Menurut ketentuan pasal 1 angka 1 UU Nomor 21 Tahun 2008 tentang Perbankan Syariah dapat diketahui bahwa perbankan syariah adalah segala sesuatu yang menyangkut tentang Bank Syariah dan Unit Usaha Syariah, mencakup kelembagaan, kegiatan usaha, serta cara dan proses dalam melaksanakan kegiatan usahanya.
Hal itu paparkan oleh Muhammad Hafidh, SH, M.Kn (Notaris — PPAT) dalam Kuliah Umum “Notaris dan Perbankan Syariah” yang berlangsung di Conference Hall Universitas Narotama, Sabtu (31/5).

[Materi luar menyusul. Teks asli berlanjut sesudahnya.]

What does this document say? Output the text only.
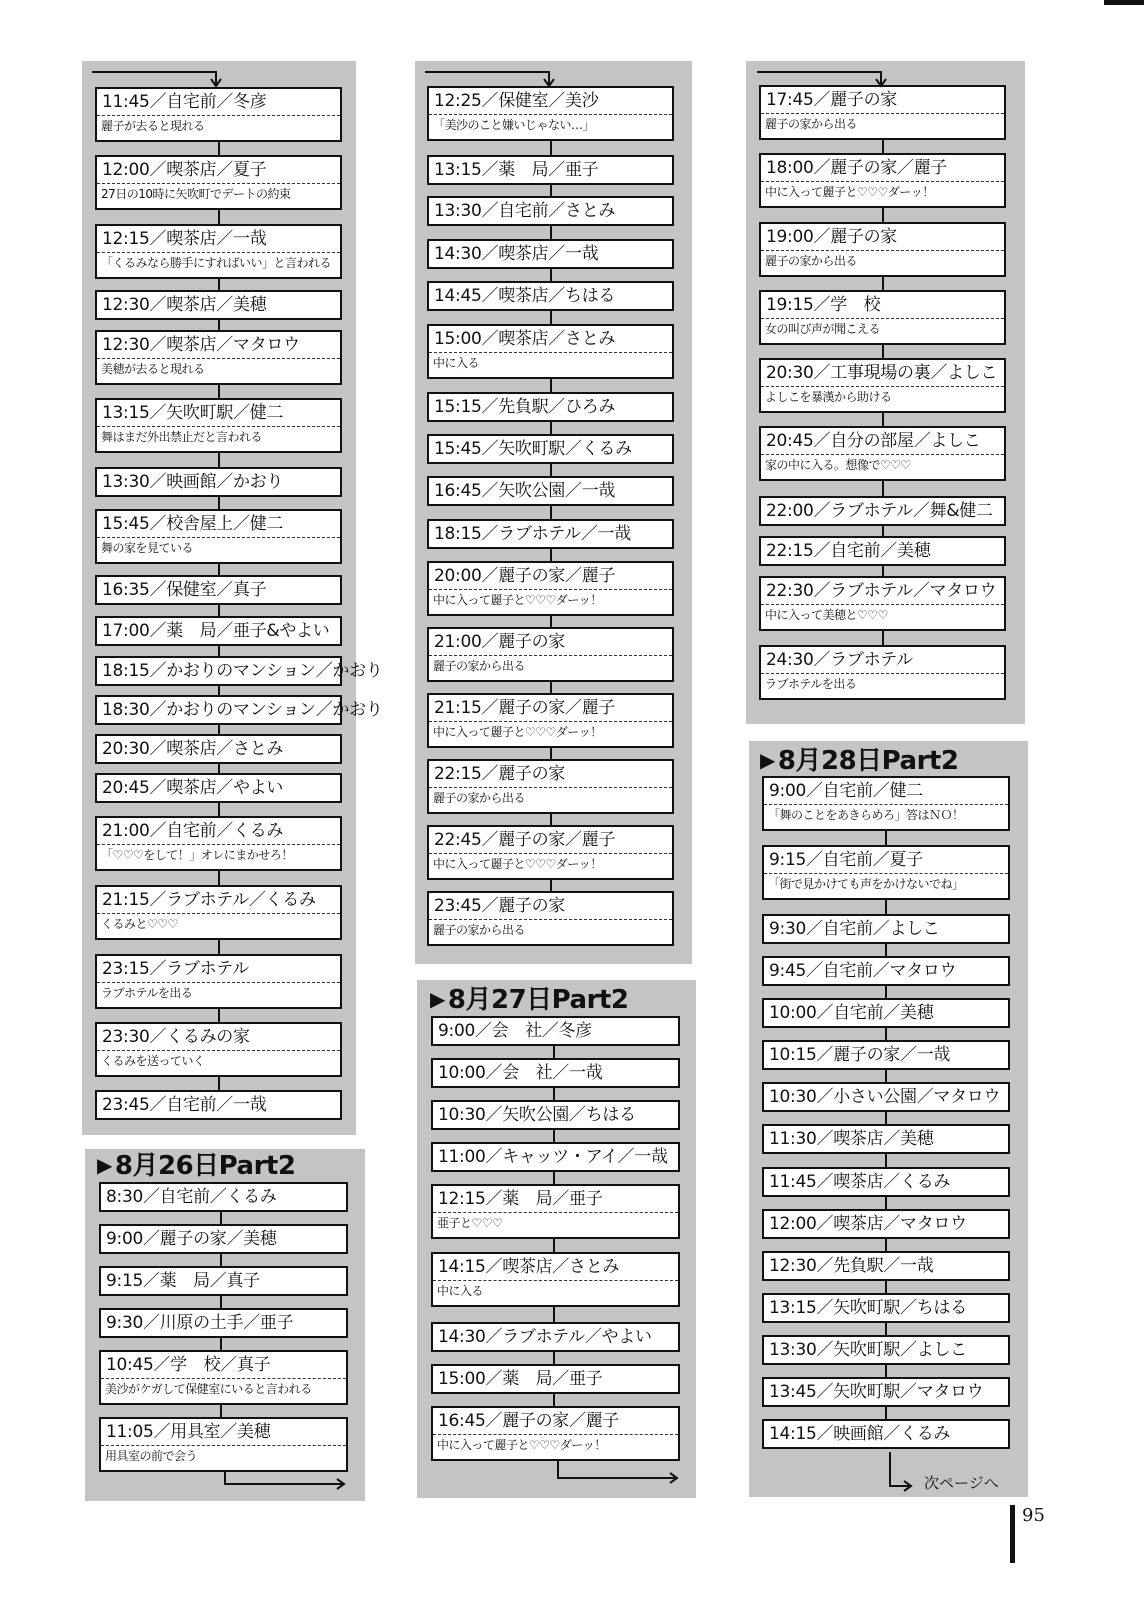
次ページへ
95
11:45／自宅前／冬彦
麗子が去ると現れる
12:00／喫茶店／夏子
27日の10時に矢吹町でデートの約束
12:15／喫茶店／一哉
「くるみなら勝手にすればいい」と言われる
12:30／喫茶店／美穂
12:30／喫茶店／マタロウ
美穂が去ると現れる
13:15／矢吹町駅／健二
舞はまだ外出禁止だと言われる
13:30／映画館／かおり
15:45／校舎屋上／健二
舞の家を見ている
16:35／保健室／真子
17:00／薬　局／亜子&やよい
18:15／かおりのマンション／かおり
18:30／かおりのマンション／かおり
20:30／喫茶店／さとみ
20:45／喫茶店／やよい
21:00／自宅前／くるみ
「♡♡♡をして！」オレにまかせろ！
21:15／ラブホテル／くるみ
くるみと♡♡♡
23:15／ラブホテル
ラブホテルを出る
23:30／くるみの家
くるみを送っていく
23:45／自宅前／一哉
▶ 8月26日Part2
8:30／自宅前／くるみ
9:00／麗子の家／美穂
9:15／薬　局／真子
9:30／川原の土手／亜子
10:45／学　校／真子
美沙がケガして保健室にいると言われる
11:05／用具室／美穂
用具室の前で会う
12:25／保健室／美沙
「美沙のこと嫌いじゃない…」
13:15／薬　局／亜子
13:30／自宅前／さとみ
14:30／喫茶店／一哉
14:45／喫茶店／ちはる
15:00／喫茶店／さとみ
中に入る
15:15／先負駅／ひろみ
15:45／矢吹町駅／くるみ
16:45／矢吹公園／一哉
18:15／ラブホテル／一哉
20:00／麗子の家／麗子
中に入って麗子と♡♡♡ダーッ！
21:00／麗子の家
麗子の家から出る
21:15／麗子の家／麗子
中に入って麗子と♡♡♡ダーッ！
22:15／麗子の家
麗子の家から出る
22:45／麗子の家／麗子
中に入って麗子と♡♡♡ダーッ！
23:45／麗子の家
麗子の家から出る
▶ 8月27日Part2
9:00／会　社／冬彦
10:00／会　社／一哉
10:30／矢吹公園／ちはる
11:00／キャッツ・アイ／一哉
12:15／薬　局／亜子
亜子と♡♡♡
14:15／喫茶店／さとみ
中に入る
14:30／ラブホテル／やよい
15:00／薬　局／亜子
16:45／麗子の家／麗子
中に入って麗子と♡♡♡ダーッ！
17:45／麗子の家
麗子の家から出る
18:00／麗子の家／麗子
中に入って麗子と♡♡♡ダーッ！
19:00／麗子の家
麗子の家から出る
19:15／学　校
女の叫び声が聞こえる
20:30／工事現場の裏／よしこ
よしこを暴漢から助ける
20:45／自分の部屋／よしこ
家の中に入る。想像で♡♡♡
22:00／ラブホテル／舞&健二
22:15／自宅前／美穂
22:30／ラブホテル／マタロウ
中に入って美穂と♡♡♡
24:30／ラブホテル
ラブホテルを出る
▶ 8月28日Part2
9:00／自宅前／健二
「舞のことをあきらめろ」答はＮＯ！
9:15／自宅前／夏子
「街で見かけても声をかけないでね」
9:30／自宅前／よしこ
9:45／自宅前／マタロウ
10:00／自宅前／美穂
10:15／麗子の家／一哉
10:30／小さい公園／マタロウ
11:30／喫茶店／美穂
11:45／喫茶店／くるみ
12:00／喫茶店／マタロウ
12:30／先負駅／一哉
13:15／矢吹町駅／ちはる
13:30／矢吹町駅／よしこ
13:45／矢吹町駅／マタロウ
14:15／映画館／くるみ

Kulliah umum tersebut diselenggarakan program studi Magister Kenotariatan Universitas Narotama.
Muhammad Hafidh mengatakan, prinsip syariah dalam hal ini merupakan hukum Islam dalam kegiatan pernbankan yang berdasarkan fatwa yang dikeluarkan oleh lembaga yang memiliki kewenangan dalam penetapan fatwa di bidang syariah. Salah satu prinsip hukum Islam yang sangat berkaitan dengan hal tersebut adalah mengenai bunga bank. Sebagaimana diketahui bahwa pada sistem perbankan konvensional dikenal adanya istilah bunga atau interest.
“Sementara dalam agama Islam, bunga bank tersebut dapat dikategorikan sebagai riba yang merupakan suatu hal yang dilarang,” kata Muhammad Hafidh.

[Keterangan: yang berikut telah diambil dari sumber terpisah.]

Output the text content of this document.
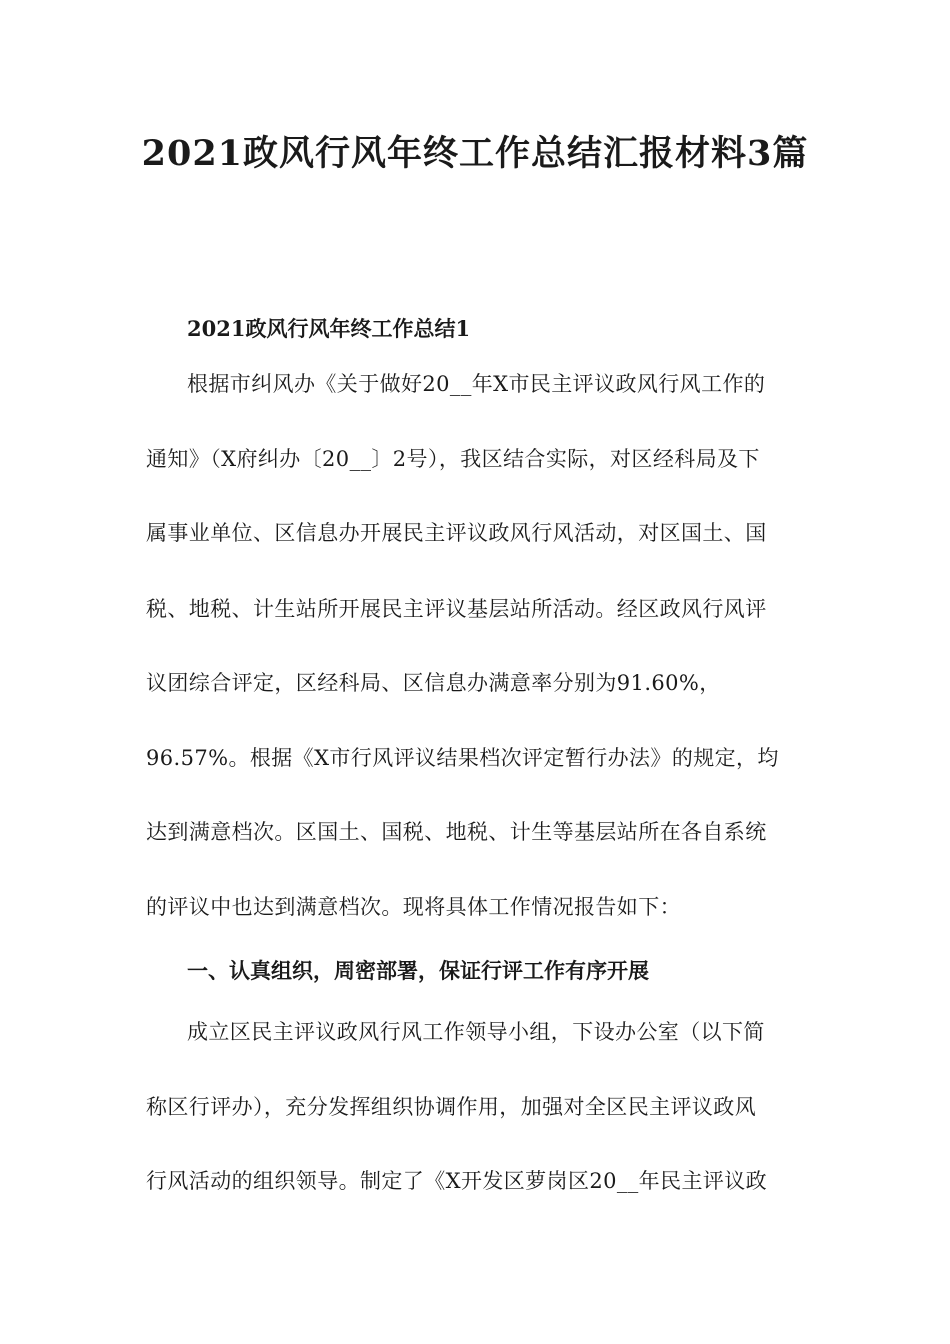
2021政风行风年终工作总结汇报材料3篇
2021政风行风年终工作总结1

根据市纠风办《关于做好20__年X市民主评议政风行风工作的

通知》（X府纠办〔20__〕2号），我区结合实际，对区经科局及下

属事业单位、区信息办开展民主评议政风行风活动，对区国土、国

税、地税、计生站所开展民主评议基层站所活动。经区政风行风评

议团综合评定，区经科局、区信息办满意率分别为91.60%，

96.57%。根据《X市行风评议结果档次评定暂行办法》的规定，均

达到满意档次。区国土、国税、地税、计生等基层站所在各自系统

的评议中也达到满意档次。现将具体工作情况报告如下：

一、认真组织，周密部署，保证行评工作有序开展

成立区民主评议政风行风工作领导小组，下设办公室（以下简

称区行评办），充分发挥组织协调作用，加强对全区民主评议政风

行风活动的组织领导。制定了《X开发区萝岗区20__年民主评议政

Terkait peran dari Notaris dalam perbankan syariah, lanjut Muhammad Hafidh, maka Notaris berwenang membuat akad dalam produk perbankan syariah yang dilakukan oleh nasabah dan pihak bank syariah. Dalam membuat akad tersebut, maka Notaris tidak hanya mengacu pada ketentuan dalam syarat syahnya perjanjian yang diatur dalam Pasal 1320 KUHPerdata, namun juga dapat memberikan keadilan bagi nasabah. Salah satu akad perbankan syariah yang dibuat oleh Notaris adalah akad murabahah. [ger]
Foto: Kuliah Umum “Notaris dan Perbankan Syariah” yang berlangsung di Conference Hall Universitas Narotama, Sabtu (31/5).